Un rapport et des informations

Lors de l’assemblée de la SPFF qui s’est tenue le 8 septembre et dont, pour des raisons de délai rédactionnel, vous aurez un compte-rendu complet dans le prochain numéro de l’Educateur, deux résolutions ont été discutées et votées. Présentation.

 

L’annonce à la presse par notre Directeur d’une augmentation de 55 EPT dans l’enseignement fribourgeois est une bonne nouvelle. Cela permet de répondre à une partie des besoins dans l’enseignement ordinaire et spécialisé. Or, il n’est pas incongru de rappeler que pour les soutiens aux élèves en difficulté, ce n’est pas suffisant et que nos effectifs moyens augmentent d’année en année, pour passer à vingt au primaire. Nous attendons aussi que nos propositions et que les réalités du terrain relayées par la SPFF ne soient pas seulement écoutées, mais réellement prises en compte.

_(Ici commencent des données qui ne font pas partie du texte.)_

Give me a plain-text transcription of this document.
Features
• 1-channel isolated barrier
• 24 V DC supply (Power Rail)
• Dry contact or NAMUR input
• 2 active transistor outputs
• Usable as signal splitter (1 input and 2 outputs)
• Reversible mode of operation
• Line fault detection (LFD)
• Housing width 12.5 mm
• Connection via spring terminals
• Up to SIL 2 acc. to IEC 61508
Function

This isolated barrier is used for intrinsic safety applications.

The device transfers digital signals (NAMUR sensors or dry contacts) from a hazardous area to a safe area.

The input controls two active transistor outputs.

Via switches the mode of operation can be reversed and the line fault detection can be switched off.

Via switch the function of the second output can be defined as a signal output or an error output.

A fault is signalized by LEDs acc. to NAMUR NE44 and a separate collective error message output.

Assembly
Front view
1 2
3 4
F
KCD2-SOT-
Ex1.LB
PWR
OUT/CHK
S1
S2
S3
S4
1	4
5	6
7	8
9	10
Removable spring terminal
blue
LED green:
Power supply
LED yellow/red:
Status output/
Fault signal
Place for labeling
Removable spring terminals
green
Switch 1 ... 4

Art. 51, encore et encore…

Encore un billet dans lequel j’évoque cet article définissant les conditions de l’enseignement en demi-classe. En l’état, il sera appliqué sans modification dès la rentrée 2018, malgré nos multiples interventions et le rappel de nos arguments. C’est pourquoi la SPFF, coordonnée avec les autres associations, demande à la Direction de l’instruction publique, de la culture et du sport (DICS), dans une première résolution, de lui fournir pour le 1er janvier 2018 un rapport complet contenant: ses arguments conduisant à maintenir l’Art. 51 sous la forme proposée; sa vision pour le développement et le maintien de la qualité de l’enseignement des Arts; des données statistiques des formations des enseignant-e-s des branches concernées; ses projets de formation pour les enseignant-e-s qui désirent se spécialiser dans ce domaine; les mesures de soutien qu’elle entend apporter aux enseignant-e-s qui se retrouveront seul-e-s pour assumer l’ensemble de cet enseignement; le processus ainsi que les critères et l’échéancier qui seront mis en place pour tirer le bilan promis de l’introduction de cet article; et sa réflexion sur l’avenir des enseignant-e-s AC. Le passage en force sur cet article laisse augurer d’autres décisions à venir, se déclinant par des adaptations de divers lois ou règlements touchant toute la fonction publique ou l’enseignement en particulier.

Éviter des malentendus

La mise en oeuvre de la nouvelle Loi scolaire et de son Règlement d’application a induit la révision ou la rédaction de nombreux directives et documents. Certaines décisions prises ou à prendre sont importantes, avec des conséquences concrètes sur l’organisation, les procédures ou les attentes envers le corps enseignant. C’est pourquoi, avant d’être mis devant un certain «fait accompli» et face à des informations incomplètes, voire contradictoires, la SPFF demande au Service de l’enseignement, dans une deuxième résolution, de mettre à sa disposition l’échéancier des travaux prévus à court terme, de consulter, même sur une courte durée, le comité de la SPFF pour toutes nouvelles directives ou nouveaux documents avant leur diffusion et de veiller à ce que le processus d’une communication sans ambiguïté soit assuré sur toute la chaîne hiérarchique.

Le fait que la SPFF est un partenaire reconnu dont la connaissance du terrain n’est pas contestée, nous légitime dans cette demande, dans un esprit constructif et afin de pouvoir diffuser un message le plus coordonné possible avec nos autorités.